Chicken Fried Vogue

For 15 years and most of her adult life, Bubblez lived in the suburbs of a major metropolitan city. She enjoyed taking her children to museums, parks, and dates at Starbucks. Then Bubblez moved to the country and her En Vogue attitude got chicken fried. Her yard is a park where the neighbor's rooster won't stop crowing, Starbucks is almost an hour away, and her large collection of fancy shoes is worthless. But, living in the acres of green has presented more opportunities for living "green" as Bubblez travels the path toward self-sufficiency (and bitches ((and prays)) along the way).

Wednesday, December 5, 2012

Politics Is/Are Life Changing

My Dad drives a train. That's not a metaphor. He actually sits in the back of a giant choo-choo and makes it go.

My daughter calls her lady bits her choochoo. That is NOT what I am talking about, here. I'm talking about a train.

Sometimes, he drives the train past my house and waves. Fortunately, my property line sits just a few feet from a set of railroad tracks. It would be very awkward, otherwise.

Perpendicular to those tracks, and still along the edge of my property, is a road. When the train crosses the road, or when it's about to, or both, Dad has to blow the whistle on the train.

That's not a metaphor, either. He has to blow the horn. Not his own horn, the train's horn. Dad doesn't own the train. He just drives it.

My point is, there's a law. It's the warning signal law. Wait. The point is not that there is a law.

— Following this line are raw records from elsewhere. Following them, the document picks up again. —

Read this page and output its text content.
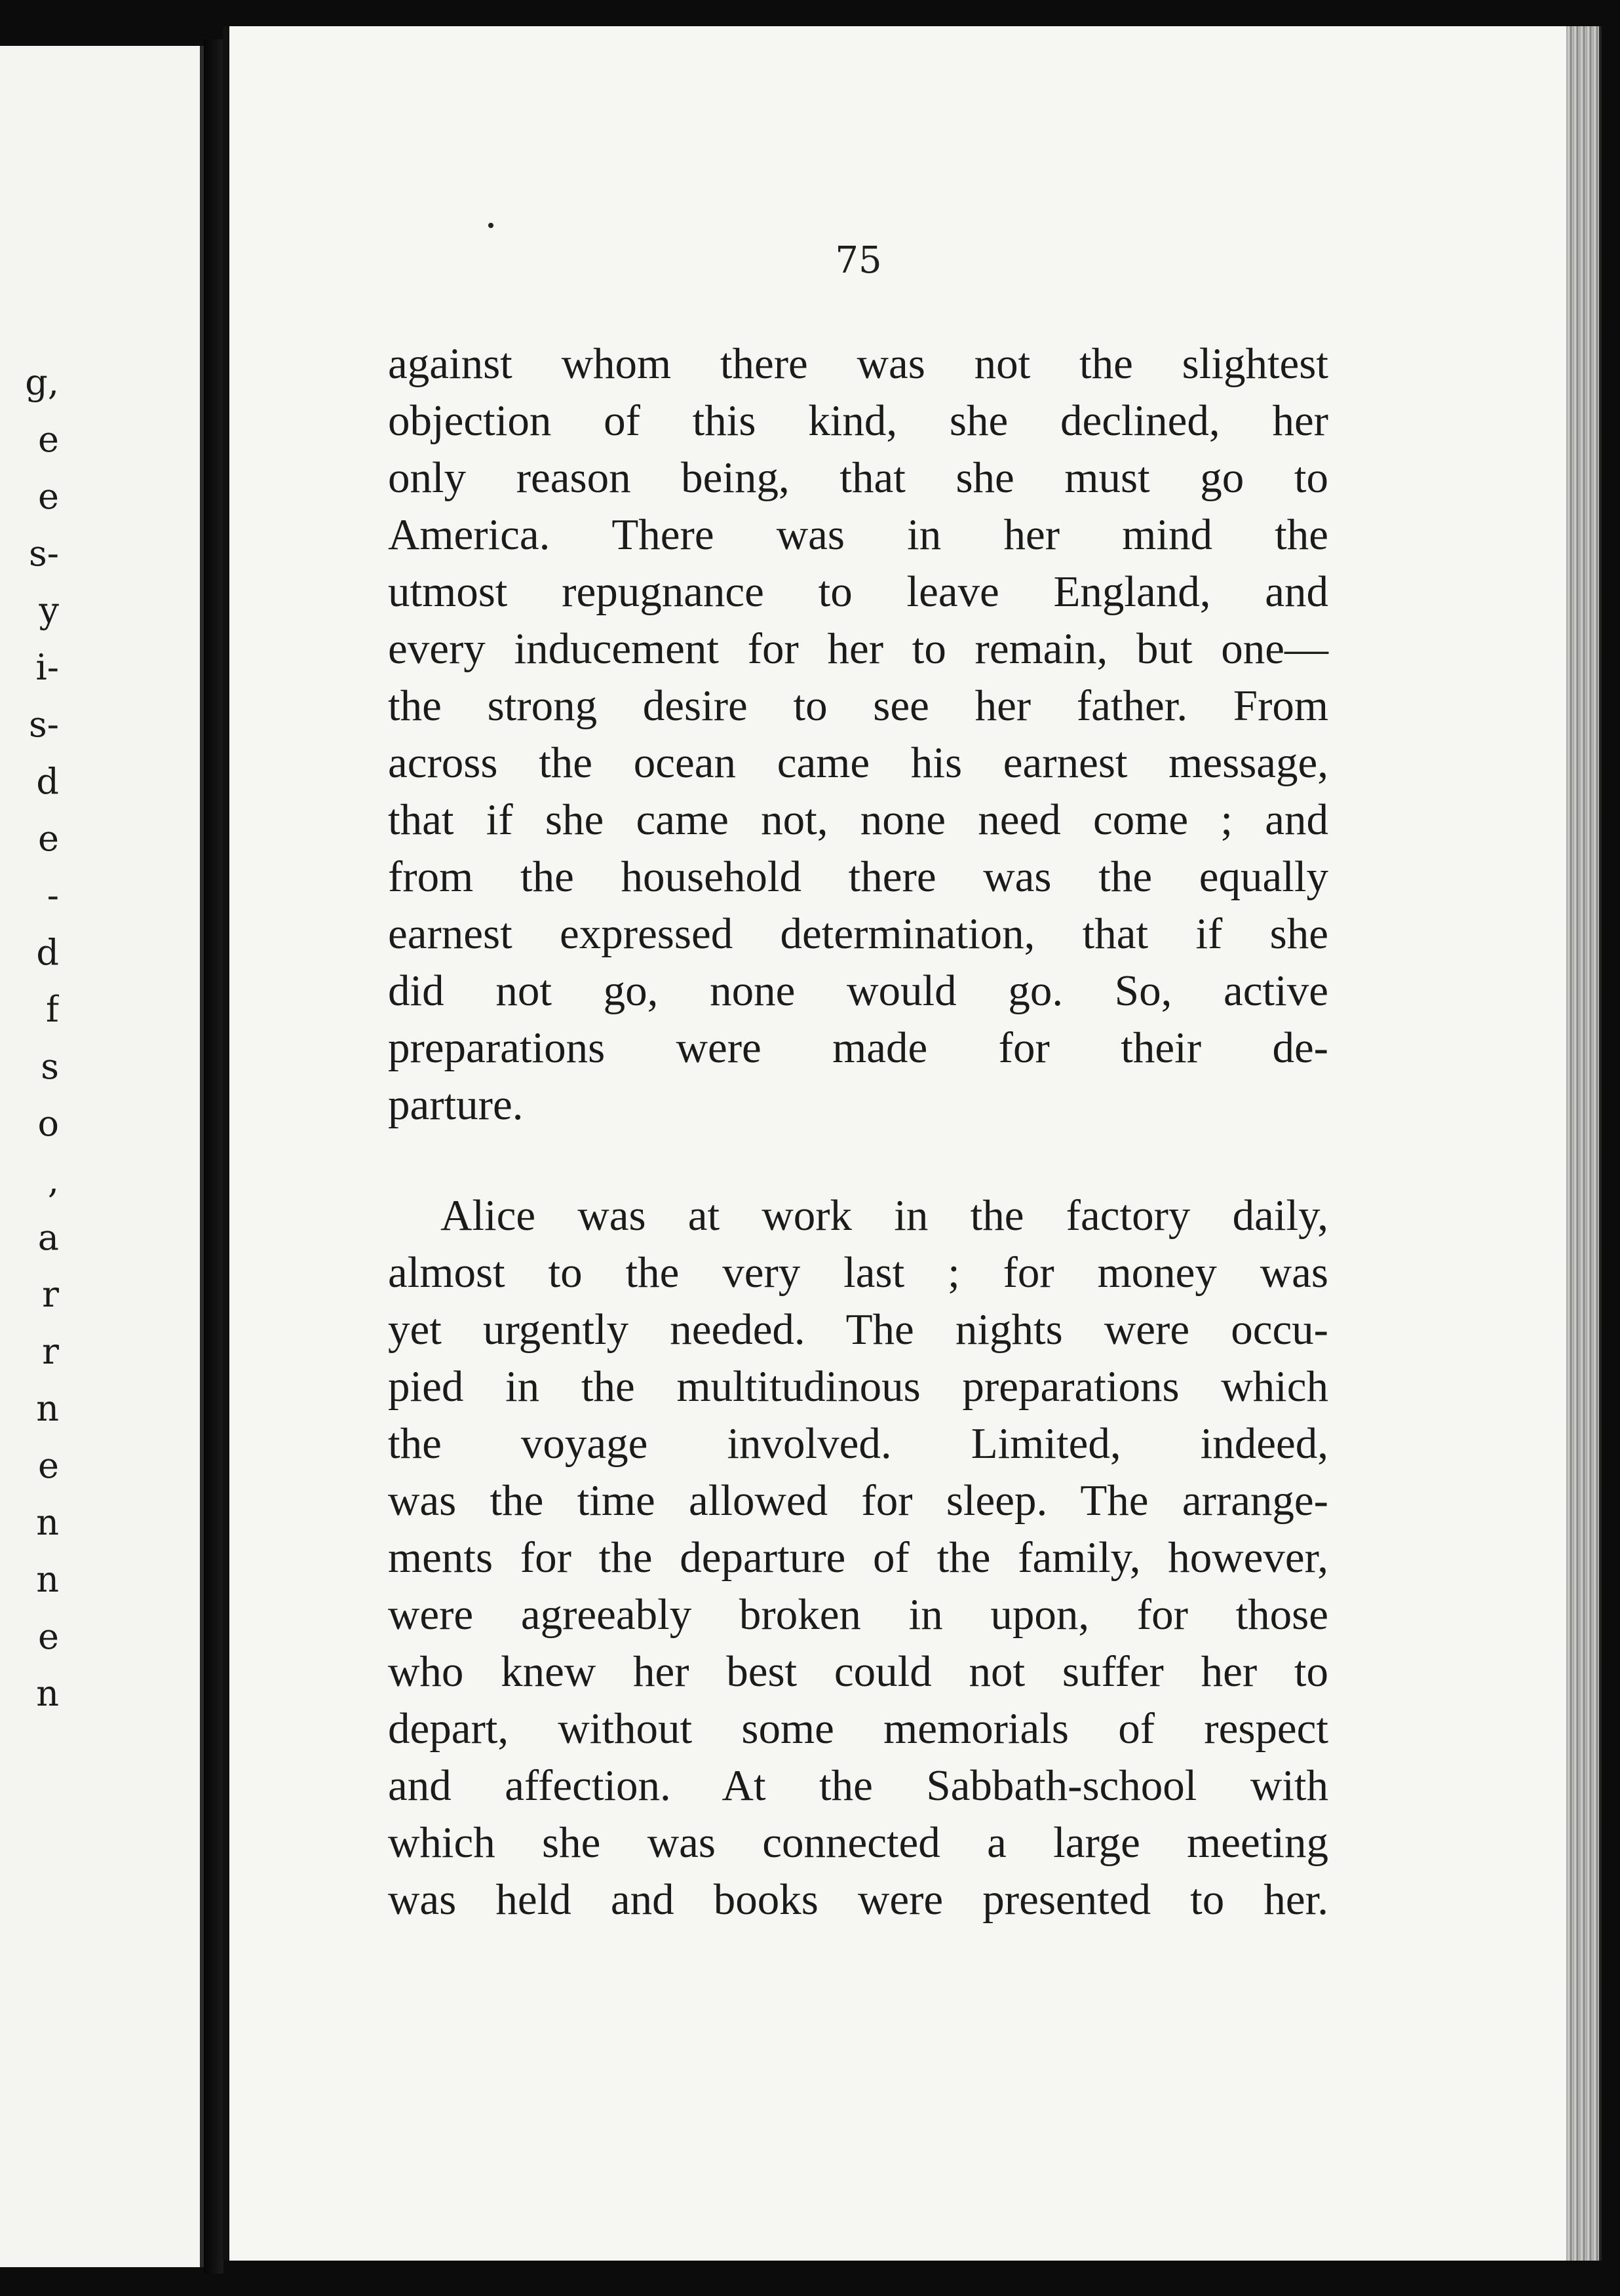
g,
e
e
s-
y
i-
s-
d
e
-
d
f
s
o
,
a
r
r
n
e
n
n
e
n
75
against whom there was not the slightest
objection of this kind, she declined, her
only reason being, that she must go to
America. There was in her mind the
utmost repugnance to leave England, and
every inducement for her to remain, but one—
the strong desire to see her father. From
across the ocean came his earnest message,
that if she came not, none need come ; and
from the household there was the equally
earnest expressed determination, that if she
did not go, none would go. So, active
preparations were made for their de-
parture.
Alice was at work in the factory daily,
almost to the very last ; for money was
yet urgently needed. The nights were occu-
pied in the multitudinous preparations which
the voyage involved. Limited, indeed,
was the time allowed for sleep. The arrange-
ments for the departure of the family, however,
were agreeably broken in upon, for those
who knew her best could not suffer her to
depart, without some memorials of respect
and affection. At the Sabbath-school with
which she was connected a large meeting
was held and books were presented to her.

The point is that this law affects my life, and laws don't become laws without someone having made a political decision. Therefore, political decisions affect my life.

All. The. Time.

I only mention it because Jonathan asked me to talk about a time when a political decision had affected my life. It would be a lot more interesting if I were to tell of a time when one hadn't.

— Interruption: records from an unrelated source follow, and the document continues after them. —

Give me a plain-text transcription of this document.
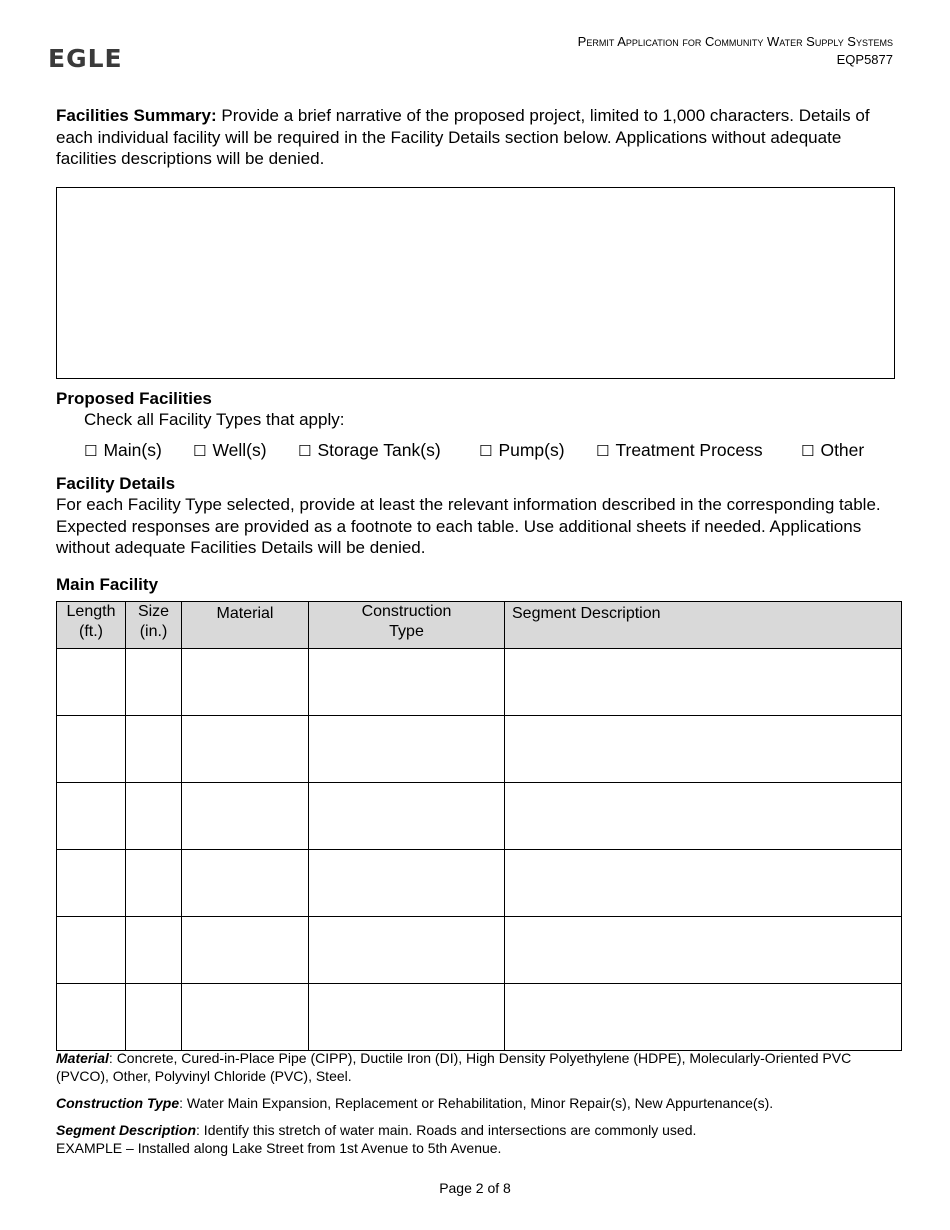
EGLE
Permit Application for Community Water Supply Systems
EQP5877
Facilities Summary: Provide a brief narrative of the proposed project, limited to 1,000 characters. Details of each individual facility will be required in the Facility Details section below. Applications without adequate facilities descriptions will be denied.
Proposed Facilities
Check all Facility Types that apply:
☐ Main(s) ☐ Well(s) ☐ Storage Tank(s)	☐ Pump(s) ☐ Treatment Process	☐ Other
Facility Details
For each Facility Type selected, provide at least the relevant information described in the corresponding table. Expected responses are provided as a footnote to each table. Use additional sheets if needed. Applications without adequate Facilities Details will be denied.
Main Facility
Length
(ft.)	Size
(in.)	Material	Construction
Type	Segment Description

Material: Concrete, Cured-in-Place Pipe (CIPP), Ductile Iron (DI), High Density Polyethylene (HDPE), Molecularly-Oriented PVC (PVCO), Other, Polyvinyl Chloride (PVC), Steel.
Construction Type: Water Main Expansion, Replacement or Rehabilitation, Minor Repair(s), New Appurtenance(s).
Segment Description: Identify this stretch of water main. Roads and intersections are commonly used.
EXAMPLE – Installed along Lake Street from 1st Avenue to 5th Avenue.
Page 2 of 8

So, here's something for you. How many teenage girls have abortions in America each year? Oh.. Google! Where art thou?

The answer is... 234,000. (Holy shit, that's a lot of babies. Yes, they are. Don't even fucking argue with me.) Girl's between the ages of 15-17 account for 78,000 of them.

That's according to the Guttmacher Institute, 2005, kinda outdated, but whatever, because I was just curious, and those numbers really don't have too much to do with my story.

In January of 1973 (note the date), the Federal Government "legalized" abortion. Guttmacher up there says there were 744,600 abortions that year. The Center For Disease Control says there were only 615,831. Again, whatever. I'm finally gonna make a point.

I wasn't one of them. I was born in March of 1973. My mom had just turned 17.

Now, I don't know what the rules were on late term abortions and blah blah blah. Here's what I know. Law or no law, ruling or no ruling, I'm alive because my mom didn't give a shit about any of that. I'd have been born no matter what, because that's the kind of groovy chic my mama is. Tada! Major political decision, no effect.

However, now that I'm sitting here writing about it (and wondering how many defensive feministas are going to jump my ass), it occurs to me that I am affected, not on a physical level, but on an emotional one.

My inner anarchist is really struggling with this. Thanks a lot, Jonathan. I'm going to go curl up in a ball on the couch, now. Maybe watch Thomas The Tank Engine with my daughter. That always helps. We like trains.